This course introduces the concept of Margin Call Trigger Logic within the Loan Against Shares (LAS) Credit framework. It focuses on defining the rules and conditions governing the initiation of margin calls based on movements in collateral value, loan-to-value (LTV) ratios, market volatility, and exposure thresholds within secured lending operations.
Learners will explore key assessment dimensions such as monitoring and controlling exposure through LTV ratios, margin management practices, and concentration limit governance, with an emphasis on independent validation and well-documented rationale. The course highlights how margin call trigger logic influences collateral adequacy, exposure containment, response timeliness, liquidation preparedness, market risk management, and overall portfolio resilience. It also examines how weak or poorly calibrated trigger logic can result in delayed margin actions, unrecognized collateral deterioration, excessive exposure accumulation, concentration vulnerabilities, governance weaknesses, operational disruption, and elevated loss severity within LAS portfolios.
The course distinguishes margin call trigger logic from broader early warning detection systems, emphasizing its role in exposure-level breach activation, structured collateral monitoring, margin governance, and corrective action escalation, whereas early warning detection systems focus more broadly on identifying emerging borrower, market, behavioural, operational, and portfolio-wide deterioration signals.
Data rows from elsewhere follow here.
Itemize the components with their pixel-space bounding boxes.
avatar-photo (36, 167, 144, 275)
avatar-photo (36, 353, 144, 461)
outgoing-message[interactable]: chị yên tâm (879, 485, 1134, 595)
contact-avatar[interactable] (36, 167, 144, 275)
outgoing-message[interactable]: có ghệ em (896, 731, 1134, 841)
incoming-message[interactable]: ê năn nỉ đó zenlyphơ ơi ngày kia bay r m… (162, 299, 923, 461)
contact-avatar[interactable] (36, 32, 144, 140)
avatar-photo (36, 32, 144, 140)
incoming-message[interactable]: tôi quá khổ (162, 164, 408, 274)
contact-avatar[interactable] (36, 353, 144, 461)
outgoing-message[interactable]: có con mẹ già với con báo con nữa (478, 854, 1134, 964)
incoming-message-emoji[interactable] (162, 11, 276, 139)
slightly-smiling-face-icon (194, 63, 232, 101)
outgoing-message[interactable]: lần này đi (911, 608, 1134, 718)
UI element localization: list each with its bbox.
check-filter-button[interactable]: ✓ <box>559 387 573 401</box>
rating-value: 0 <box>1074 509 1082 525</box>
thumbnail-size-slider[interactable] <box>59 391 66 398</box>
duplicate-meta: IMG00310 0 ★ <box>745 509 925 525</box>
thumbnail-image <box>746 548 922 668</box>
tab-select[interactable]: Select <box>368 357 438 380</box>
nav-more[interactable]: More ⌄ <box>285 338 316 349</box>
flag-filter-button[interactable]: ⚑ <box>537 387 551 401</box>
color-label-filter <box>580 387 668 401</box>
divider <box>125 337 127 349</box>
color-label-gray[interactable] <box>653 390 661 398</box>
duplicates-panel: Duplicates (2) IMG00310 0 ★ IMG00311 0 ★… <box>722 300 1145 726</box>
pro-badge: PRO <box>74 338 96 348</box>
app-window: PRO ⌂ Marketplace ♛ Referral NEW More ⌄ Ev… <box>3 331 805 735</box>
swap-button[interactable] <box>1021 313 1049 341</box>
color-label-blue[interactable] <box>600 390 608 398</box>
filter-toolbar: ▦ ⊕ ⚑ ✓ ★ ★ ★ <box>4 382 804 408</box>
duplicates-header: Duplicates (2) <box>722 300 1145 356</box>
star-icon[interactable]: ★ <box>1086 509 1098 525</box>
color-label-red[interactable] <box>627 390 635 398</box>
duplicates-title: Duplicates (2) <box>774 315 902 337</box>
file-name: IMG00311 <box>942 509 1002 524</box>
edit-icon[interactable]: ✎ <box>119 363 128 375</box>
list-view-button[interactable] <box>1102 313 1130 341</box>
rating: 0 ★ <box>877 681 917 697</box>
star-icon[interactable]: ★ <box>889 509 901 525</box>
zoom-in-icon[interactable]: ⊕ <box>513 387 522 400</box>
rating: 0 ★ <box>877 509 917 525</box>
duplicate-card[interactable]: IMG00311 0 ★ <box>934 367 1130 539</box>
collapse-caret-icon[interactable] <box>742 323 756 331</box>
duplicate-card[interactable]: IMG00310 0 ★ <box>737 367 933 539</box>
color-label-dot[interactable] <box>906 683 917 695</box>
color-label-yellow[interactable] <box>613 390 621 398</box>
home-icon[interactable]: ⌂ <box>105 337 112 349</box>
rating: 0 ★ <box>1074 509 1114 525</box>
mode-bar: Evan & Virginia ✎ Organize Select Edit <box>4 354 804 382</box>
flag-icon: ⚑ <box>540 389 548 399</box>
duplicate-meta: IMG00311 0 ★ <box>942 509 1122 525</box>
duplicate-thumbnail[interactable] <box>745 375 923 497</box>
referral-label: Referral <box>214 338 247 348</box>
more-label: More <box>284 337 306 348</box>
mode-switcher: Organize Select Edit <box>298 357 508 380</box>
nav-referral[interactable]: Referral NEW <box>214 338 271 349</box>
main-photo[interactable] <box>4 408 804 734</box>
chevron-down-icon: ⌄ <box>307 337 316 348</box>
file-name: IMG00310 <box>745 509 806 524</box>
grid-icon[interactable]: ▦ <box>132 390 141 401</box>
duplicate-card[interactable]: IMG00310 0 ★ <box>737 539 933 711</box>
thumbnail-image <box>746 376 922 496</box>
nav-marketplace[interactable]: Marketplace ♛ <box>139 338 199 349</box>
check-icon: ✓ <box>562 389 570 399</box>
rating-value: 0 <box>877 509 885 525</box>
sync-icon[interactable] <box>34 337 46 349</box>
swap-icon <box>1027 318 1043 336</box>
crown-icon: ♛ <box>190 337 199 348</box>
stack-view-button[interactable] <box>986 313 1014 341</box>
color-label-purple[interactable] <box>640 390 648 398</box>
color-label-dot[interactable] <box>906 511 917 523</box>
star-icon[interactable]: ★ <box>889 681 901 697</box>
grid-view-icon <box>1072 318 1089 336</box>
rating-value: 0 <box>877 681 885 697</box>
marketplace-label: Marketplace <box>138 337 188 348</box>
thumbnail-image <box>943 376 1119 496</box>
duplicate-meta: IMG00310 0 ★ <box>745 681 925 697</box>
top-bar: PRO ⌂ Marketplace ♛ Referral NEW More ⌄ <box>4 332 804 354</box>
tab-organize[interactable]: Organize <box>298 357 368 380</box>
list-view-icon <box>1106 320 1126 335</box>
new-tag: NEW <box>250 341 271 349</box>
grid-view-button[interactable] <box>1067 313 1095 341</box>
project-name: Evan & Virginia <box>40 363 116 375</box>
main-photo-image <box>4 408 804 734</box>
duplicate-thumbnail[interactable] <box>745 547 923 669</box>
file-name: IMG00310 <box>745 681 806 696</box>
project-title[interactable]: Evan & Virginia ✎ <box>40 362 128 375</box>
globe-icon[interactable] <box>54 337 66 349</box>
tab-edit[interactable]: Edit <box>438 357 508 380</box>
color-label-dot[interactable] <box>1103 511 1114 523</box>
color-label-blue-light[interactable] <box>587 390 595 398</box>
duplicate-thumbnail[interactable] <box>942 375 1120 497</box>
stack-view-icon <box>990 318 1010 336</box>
Each requires distinct evidence standards, ownership, and approval authority.
By the end of the course, participants will understand how to design, assess, and implement margin call trigger logic frameworks in practice, particularly within LTV, Margin, and Exposure Control functions. The course also emphasizes the role of the credit analyst in executing assessments, completing documentation, and flagging exceptions for manager review within Loan Against Shares (LAS) Credit files, ensuring disciplined collateral governance, sustainable exposure management, and alignment with credit committee priorities.